Lorsque Maurras s'est trompé...

En cette période de vacances scolaires, je poursuis mes recherches et études sur les mouvements et journaux royalistes, et je me concentre en ce moment sur les royalistes depuis la Libération jusqu'au retour du comte de Paris en France, après l'abrogation de la loi d'exil de 1886 : une époque compliquée pour les monarchistes car, si certains sont devenus résistants dès juin 1940 (et sont morts bien avant la Libération, comme Honoré d'Estienne d'Orves ou Jacques Renouvin), Charles Maurras, le principal et redouté théoricien (idéologue?) de l'Action Française a choisi, au nom de « l'unité française » et comme en 1917 avec Clemenceau, de soutenir, non pas Vichy, mais Pétain. Un choix qui s'est, en définitive, avéré compromettant et qui a ruiné les chances de l'Action Française de pouvoir jouer un rôle dans la reconstruction de l’État après le départ forcé des Allemands, tandis qu'elle a discrédité tout le camp monarchiste alors que l'A.F. n'en était qu'une sorte d'avant-garde tapageuse, parfois heureuse et terriblement lucide, mais parfois maladroite et trop systématique pour être toujours crédible.
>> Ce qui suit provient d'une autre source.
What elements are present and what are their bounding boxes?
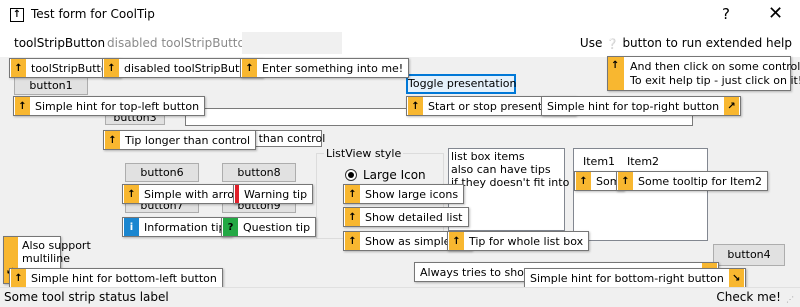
tooltip-text: Show large icons	[365, 187, 459, 201]
tooltip-enter-something: ↑ Enter something into me!	[240, 58, 410, 78]
arrow-up-icon: ↑	[15, 97, 30, 115]
tooltip-text: Simple with arrow	[144, 187, 243, 201]
arrow-down-right-icon: ↘	[728, 269, 744, 287]
tooltip-text: Question tip	[243, 220, 311, 234]
arrow-up-icon: ↑	[345, 232, 360, 250]
arrow-up-icon: ↑	[345, 208, 360, 226]
tooltip-text: Tip for whole list box	[469, 234, 584, 248]
tooltip-information: i Information tip	[122, 217, 232, 237]
button4[interactable]: button4	[713, 244, 785, 266]
arrow-up-icon: ↑	[10, 8, 24, 22]
help-line-1: And then click on some control.	[630, 60, 800, 73]
tooltip-longer-than-control: ↑ Tip longer than control	[103, 130, 257, 150]
large-icon-radio[interactable]	[345, 169, 357, 181]
toggle-presentation-button[interactable]: Toggle presentation	[406, 74, 517, 94]
help-prefix: Use	[579, 36, 603, 50]
check-me-label[interactable]: Check me!	[716, 290, 781, 304]
button1[interactable]: button1	[14, 76, 88, 95]
tooltip-text: Enter something into me!	[262, 61, 404, 75]
question-pointer-icon: ❔	[606, 39, 619, 50]
tooltip-whole-list-box: ↑ Tip for whole list box	[447, 231, 590, 251]
warning-stripe-icon	[235, 185, 239, 203]
resize-grip-icon[interactable]: ⋰	[786, 295, 794, 304]
toolstrip-textbox[interactable]	[242, 32, 342, 54]
tooltip-text: Some tooltip for Item2	[638, 174, 763, 188]
multiline-line-1: Also support	[22, 239, 91, 252]
tooltip-warning: Warning tip	[233, 184, 314, 204]
list-box-line-2: also can have tips	[451, 163, 551, 176]
tooltip-help-instructions[interactable]: ↑ And then click on some control. To exi…	[607, 56, 800, 91]
list-view-item1[interactable]: Item1	[583, 155, 615, 168]
tooltip-top-left: ↑ Simple hint for top-left button	[13, 96, 206, 116]
arrow-up-right-icon: ↗	[724, 97, 740, 115]
arrow-up-icon: ↑	[611, 60, 620, 71]
button6[interactable]: button6	[125, 163, 199, 182]
arrow-up-icon: ↑	[345, 185, 360, 203]
toolstrip-help-label: Use ❔ button to run extended help	[580, 36, 792, 50]
tooltip-large-icons: ↑ Show large icons	[343, 184, 465, 204]
tooltip-text: Simple hint for top-right button	[547, 99, 720, 113]
button8[interactable]: button8	[222, 163, 296, 182]
tooltip-text: Simple hint for bottom-right button	[530, 271, 724, 285]
tooltip-item2: ↑ Some tooltip for Item2	[616, 171, 769, 191]
tooltip-simple-arrow: ↑ Simple with arrow	[122, 184, 249, 204]
arrow-up-icon: ↑	[408, 97, 423, 115]
info-icon: i	[124, 218, 139, 236]
arrow-up-icon: ↑	[576, 172, 591, 190]
arrow-up-icon: ↑	[105, 131, 120, 149]
list-box-line-1: list box items	[451, 150, 525, 163]
tooltip-question: ? Question tip	[221, 217, 317, 237]
tooltip-text: Show detailed list	[365, 210, 463, 224]
tooltip-text: disabled toolStripButton	[124, 61, 258, 75]
tooltip-text: Information tip	[144, 220, 226, 234]
tooltip-bottom-right: Simple hint for bottom-right button ↘	[524, 268, 746, 288]
tooltip-bottom-left: ↑ Simple hint for bottom-left button	[9, 268, 223, 288]
tooltip-text: Warning tip	[244, 187, 308, 201]
question-icon: ?	[223, 218, 238, 236]
tooltip-text: Tip longer than control	[125, 133, 251, 147]
window-title: Test form for CoolTip	[31, 7, 155, 21]
toolstrip-disabled-button: disabled toolStripButton	[107, 36, 253, 50]
listview-style-title: ListView style	[324, 147, 404, 160]
arrow-up-icon: ↑	[242, 59, 257, 77]
help-line-2: To exit help tip - just click on it!	[630, 74, 800, 87]
list-box-line-3: if they doesn't fit into the	[451, 176, 591, 189]
list-view-item2[interactable]: Item2	[627, 155, 659, 168]
arrow-up-icon: ↑	[124, 185, 139, 203]
large-icon-label: Large Icon	[363, 168, 426, 182]
arrow-up-icon: ↑	[11, 59, 26, 77]
tooltip-top-right: Simple hint for top-right button ↗	[541, 96, 742, 116]
tooltip-detailed-list: ↑ Show detailed list	[343, 207, 469, 227]
tooltip-text: Simple hint for bottom-left button	[31, 271, 217, 285]
arrow-up-icon: ↑	[11, 269, 26, 287]
close-icon[interactable]: ✕	[768, 3, 783, 24]
status-label: Some tool strip status label	[4, 290, 169, 304]
arrow-up-icon: ↑	[449, 232, 464, 250]
toolstrip-button[interactable]: toolStripButton	[14, 36, 105, 50]
multiline-line-2: multiline	[22, 252, 70, 265]
help-icon[interactable]: ?	[722, 5, 730, 23]
help-suffix: button to run extended help	[622, 36, 792, 50]
arrow-up-icon: ↑	[104, 59, 119, 77]
tooltip-text: Simple hint for top-left button	[35, 99, 200, 113]
arrow-up-icon: ↑	[618, 172, 633, 190]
Bien sûr, l'Action Française, dans son journal quotidien et à travers les multiples écrits de Bainville, Daudet (Léon) et Maurras (entre autres), a joué le rôle de Cassandre dès 1918, mettant en garde sur les périls que courrait la paix si elle ne s'appuyait pas sur une raison géopolitique respectant l'histoire et ce que l'on pourrait qualifier de ses lois. Comme Cassandre, effectivement, en vain !

 

Mais le malheur de la défaite et de l'Occupation à partir de l'été 1940 a ruiné tous les efforts de Maurras et de ses compagnons pour accréditer l'idée qu'il fallait une monarchie à la France quand ils se ralliaient au Maréchal : « la Monarchie de guerre » de Clemenceau (théorisée par Maurras) ne fonctionne vraiment que lorsque l'ennemi ne s'est pas, déjà, emparé du territoire de la nation et que l’État a encore une liberté que, malheureusement, il n'a plus, en fait plus qu'en droit, dès les débuts de Vichy. La « divine surprise », cette formule maurrassienne si mal comprise, qui n'est pas l'effondrement militaire de la France, mais cet appel à Pétain que la IIIe République, effarée de sa propre impuissance, peut revendiquer (et, sans doute et légalement parlant, elle seule !), n'est qu'un leurre, une illusion, mais Maurras, qui ne veut pas croire à une défaite définitive, et se voudrait le « Fichte » de la France occupée mais revanchiste, s'y raccroche jusqu'au bout : cela entraînera son journal, mais aussi son école de pensée et sa postérité, dans un purgatoire qu'ils n'ont pas encore quitté...

 

Et pourtant ! Quand il voulait la Monarchie pour éviter le pire, Maurras avait raison, et cela même si ses raisons ne sont pas forcément toutes bonnes et fondées. Le comte de Paris, avant même la guerre, avait pris ses distances avec son encombrant et fanatique fidèle, et avait développé une autre stratégie, rappelant au passage que seule la Maison de France incarnait la doctrine royale française, ce qui laissait tout de même à Maurras le bénéfice d'une doctrine « royaliste », mais bien séparée de celle des héritiers capétiens.

 

A la Libération, Maurras est jeté en prison et présenté devant la Justice qui, en définitive, règle des comptes plus qu'elle ne rend hommage à l'esprit de saint Yves et de saint Louis... Mais il reste des royalistes « non-maurrassiens » et ceux-ci se font remarquer rapidement, profitant du vide laissé par l'Action Française désormais interdite et dissimulée : La Mesnie, association de jeunes royalistes soutenus par le comte de Paris ; le Mouvement Socialiste Monarchiste, qui propose dans les rues de Paris son journal Lys Rouge ; les étudiants du Centre Royaliste de Formation Politique réunis autour du bulletin Nouveau Régime ; sans oublier tous ces royalistes dispersés qui songent à relancer un quotidien proprement monarchiste et intitulé, comme le titre d'avant-1914, Le Soleil, et ceux qui se retrouvent dans des cercles locaux ou communautaires (l'Union des Protestants Monarchistes) puis dans les Comités royalistes organisés sous la direction du comte de Paris lui-même jusqu'en 1947... Une grande dispersion des forces monarchistes ? Plutôt une heureuse diversité qui rappelle que « la Monarchie n'est pas un parti », au contraire des royalistes qui peuvent en constituer.